A principios de este año, Vallejo fue virtualmente sustituido en sus funciones por un enviado del gobierno federal, el comisionado para la Seguridad y el Desarrollo Integral de Michoacán, Alfredo Castillo Cervantes. Fue una desaparición de Poderes de facto.

La relativa pacificación del estado que ha ocurrido de enero a la fecha evidencia que el gobernador era incapaz de tomar al toro por los cuernos.

Peor aún, la detención de Jesús Reyna García, quien era su secretario de Gobierno y lo había sustituido en la gubernatura entre abril y octubre de 2013, muestra que, en el mejor de los casos, encabezó un gobierno infiltrado por el crimen.

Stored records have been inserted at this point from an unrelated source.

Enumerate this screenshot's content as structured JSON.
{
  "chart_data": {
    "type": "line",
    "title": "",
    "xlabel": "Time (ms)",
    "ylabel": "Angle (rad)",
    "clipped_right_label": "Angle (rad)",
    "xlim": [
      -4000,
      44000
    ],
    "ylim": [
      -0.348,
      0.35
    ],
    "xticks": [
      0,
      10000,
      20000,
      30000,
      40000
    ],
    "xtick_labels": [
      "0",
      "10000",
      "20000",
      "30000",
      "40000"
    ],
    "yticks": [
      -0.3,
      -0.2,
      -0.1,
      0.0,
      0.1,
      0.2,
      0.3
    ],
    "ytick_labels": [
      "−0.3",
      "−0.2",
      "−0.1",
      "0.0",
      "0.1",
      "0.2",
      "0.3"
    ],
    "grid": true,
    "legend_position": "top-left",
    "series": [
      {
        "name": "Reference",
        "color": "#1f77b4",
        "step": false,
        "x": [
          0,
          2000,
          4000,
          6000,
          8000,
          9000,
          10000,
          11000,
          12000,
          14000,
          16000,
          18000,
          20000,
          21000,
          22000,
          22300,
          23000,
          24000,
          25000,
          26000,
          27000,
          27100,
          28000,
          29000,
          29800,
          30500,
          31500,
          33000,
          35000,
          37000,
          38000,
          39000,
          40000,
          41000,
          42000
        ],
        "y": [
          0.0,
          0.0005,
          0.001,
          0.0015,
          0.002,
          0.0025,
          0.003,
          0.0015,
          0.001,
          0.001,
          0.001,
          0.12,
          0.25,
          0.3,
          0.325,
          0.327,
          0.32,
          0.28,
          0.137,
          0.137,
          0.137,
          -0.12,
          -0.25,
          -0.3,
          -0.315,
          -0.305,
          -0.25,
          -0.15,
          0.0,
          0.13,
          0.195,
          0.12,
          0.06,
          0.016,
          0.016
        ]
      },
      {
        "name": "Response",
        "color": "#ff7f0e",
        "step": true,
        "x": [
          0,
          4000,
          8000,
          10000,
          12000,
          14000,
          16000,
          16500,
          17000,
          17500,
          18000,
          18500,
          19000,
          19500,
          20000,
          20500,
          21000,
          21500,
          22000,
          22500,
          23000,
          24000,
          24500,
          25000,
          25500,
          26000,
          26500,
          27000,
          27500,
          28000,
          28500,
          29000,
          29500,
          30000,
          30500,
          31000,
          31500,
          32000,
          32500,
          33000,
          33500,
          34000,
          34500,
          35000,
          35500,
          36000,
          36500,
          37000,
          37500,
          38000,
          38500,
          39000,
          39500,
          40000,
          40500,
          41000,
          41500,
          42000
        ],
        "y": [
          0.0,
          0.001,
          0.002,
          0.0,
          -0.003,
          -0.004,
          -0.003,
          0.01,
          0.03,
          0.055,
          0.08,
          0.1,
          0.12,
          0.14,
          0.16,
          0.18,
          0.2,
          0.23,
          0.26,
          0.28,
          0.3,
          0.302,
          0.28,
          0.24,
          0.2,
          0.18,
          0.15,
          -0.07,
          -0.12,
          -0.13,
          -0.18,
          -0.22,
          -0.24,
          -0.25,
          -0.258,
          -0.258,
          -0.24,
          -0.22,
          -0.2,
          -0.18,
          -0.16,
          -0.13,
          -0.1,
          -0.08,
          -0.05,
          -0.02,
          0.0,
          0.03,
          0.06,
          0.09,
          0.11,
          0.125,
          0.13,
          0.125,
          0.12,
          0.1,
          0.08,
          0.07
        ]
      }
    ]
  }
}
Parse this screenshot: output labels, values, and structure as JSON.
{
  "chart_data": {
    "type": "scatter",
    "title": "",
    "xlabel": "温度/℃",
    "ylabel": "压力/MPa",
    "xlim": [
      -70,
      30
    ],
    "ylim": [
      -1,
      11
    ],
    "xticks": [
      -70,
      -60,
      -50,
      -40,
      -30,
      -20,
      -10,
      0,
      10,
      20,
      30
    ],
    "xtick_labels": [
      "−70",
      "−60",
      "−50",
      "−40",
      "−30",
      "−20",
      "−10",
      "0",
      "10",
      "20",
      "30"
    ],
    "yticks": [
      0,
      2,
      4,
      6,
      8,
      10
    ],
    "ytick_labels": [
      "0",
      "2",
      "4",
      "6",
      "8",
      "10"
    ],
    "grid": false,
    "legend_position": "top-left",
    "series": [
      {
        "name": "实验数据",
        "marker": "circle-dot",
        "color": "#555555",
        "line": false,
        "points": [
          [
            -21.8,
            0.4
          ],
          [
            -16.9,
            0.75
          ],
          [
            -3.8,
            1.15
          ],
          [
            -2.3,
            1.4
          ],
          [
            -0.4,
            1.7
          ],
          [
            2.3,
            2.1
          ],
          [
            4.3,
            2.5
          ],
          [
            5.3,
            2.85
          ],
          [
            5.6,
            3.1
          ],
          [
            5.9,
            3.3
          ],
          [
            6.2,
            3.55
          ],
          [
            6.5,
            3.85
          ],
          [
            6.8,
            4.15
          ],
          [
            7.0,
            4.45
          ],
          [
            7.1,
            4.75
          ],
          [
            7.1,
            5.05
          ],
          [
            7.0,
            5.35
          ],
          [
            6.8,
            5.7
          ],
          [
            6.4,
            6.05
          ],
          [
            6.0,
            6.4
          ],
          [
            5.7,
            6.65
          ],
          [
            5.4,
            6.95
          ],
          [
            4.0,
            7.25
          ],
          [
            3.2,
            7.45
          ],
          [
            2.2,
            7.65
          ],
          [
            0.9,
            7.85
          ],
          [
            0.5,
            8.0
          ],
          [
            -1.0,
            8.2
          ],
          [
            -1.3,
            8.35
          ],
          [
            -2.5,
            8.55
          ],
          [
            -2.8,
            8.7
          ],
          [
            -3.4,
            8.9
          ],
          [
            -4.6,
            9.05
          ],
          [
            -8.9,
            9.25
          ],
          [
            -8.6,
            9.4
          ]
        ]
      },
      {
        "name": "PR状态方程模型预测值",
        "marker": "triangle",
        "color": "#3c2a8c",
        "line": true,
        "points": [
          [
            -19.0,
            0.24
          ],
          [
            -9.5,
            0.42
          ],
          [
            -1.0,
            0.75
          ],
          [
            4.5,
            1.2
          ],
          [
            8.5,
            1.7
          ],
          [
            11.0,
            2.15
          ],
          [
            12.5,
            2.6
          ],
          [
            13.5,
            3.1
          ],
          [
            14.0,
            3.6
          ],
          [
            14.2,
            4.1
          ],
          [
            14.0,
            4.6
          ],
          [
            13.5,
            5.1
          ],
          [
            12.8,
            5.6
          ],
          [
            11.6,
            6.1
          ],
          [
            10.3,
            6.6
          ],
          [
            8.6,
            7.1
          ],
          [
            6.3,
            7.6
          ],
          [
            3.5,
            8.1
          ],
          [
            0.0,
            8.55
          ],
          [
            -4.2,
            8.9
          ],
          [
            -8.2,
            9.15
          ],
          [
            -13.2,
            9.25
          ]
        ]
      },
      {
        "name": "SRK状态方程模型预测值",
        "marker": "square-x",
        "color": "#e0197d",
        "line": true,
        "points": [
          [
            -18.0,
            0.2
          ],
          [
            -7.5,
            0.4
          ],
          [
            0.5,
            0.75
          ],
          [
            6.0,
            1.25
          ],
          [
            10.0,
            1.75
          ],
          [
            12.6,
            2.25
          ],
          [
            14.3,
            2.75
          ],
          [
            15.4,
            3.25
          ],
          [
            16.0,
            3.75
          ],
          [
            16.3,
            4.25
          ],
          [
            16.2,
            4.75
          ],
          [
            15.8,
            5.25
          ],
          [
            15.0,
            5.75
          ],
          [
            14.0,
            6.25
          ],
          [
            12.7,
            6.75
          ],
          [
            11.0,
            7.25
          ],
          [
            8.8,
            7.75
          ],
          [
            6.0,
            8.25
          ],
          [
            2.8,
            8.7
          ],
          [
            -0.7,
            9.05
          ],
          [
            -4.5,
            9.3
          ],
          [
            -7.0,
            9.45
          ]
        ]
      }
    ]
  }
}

Pero también existe la posibilidad de que él mismo haya tenido una gran cercanía con el cártel de Los Caballeros Templarios, de ser ciertas las versiones de que su hijo tuvo al menos un encuentro con el líder de ese grupo delincuencial, Servando Gómez Martínez, La Tuta.

La licencia definitiva solicitada por Vallejo —la primera de su tipo en Michoacán en 22 años— obedece, más que a su salud, a la necesidad del estado de hacerse un trasplante de gobernador.

Sin embargo, el procedimiento servirá de poco en un estado que está urgido de una cirugía mayor: una que lo dote de institucionalidad y haga a un lado las viejas relaciones del poder constituido con los poderes fácticos representados por los caciques.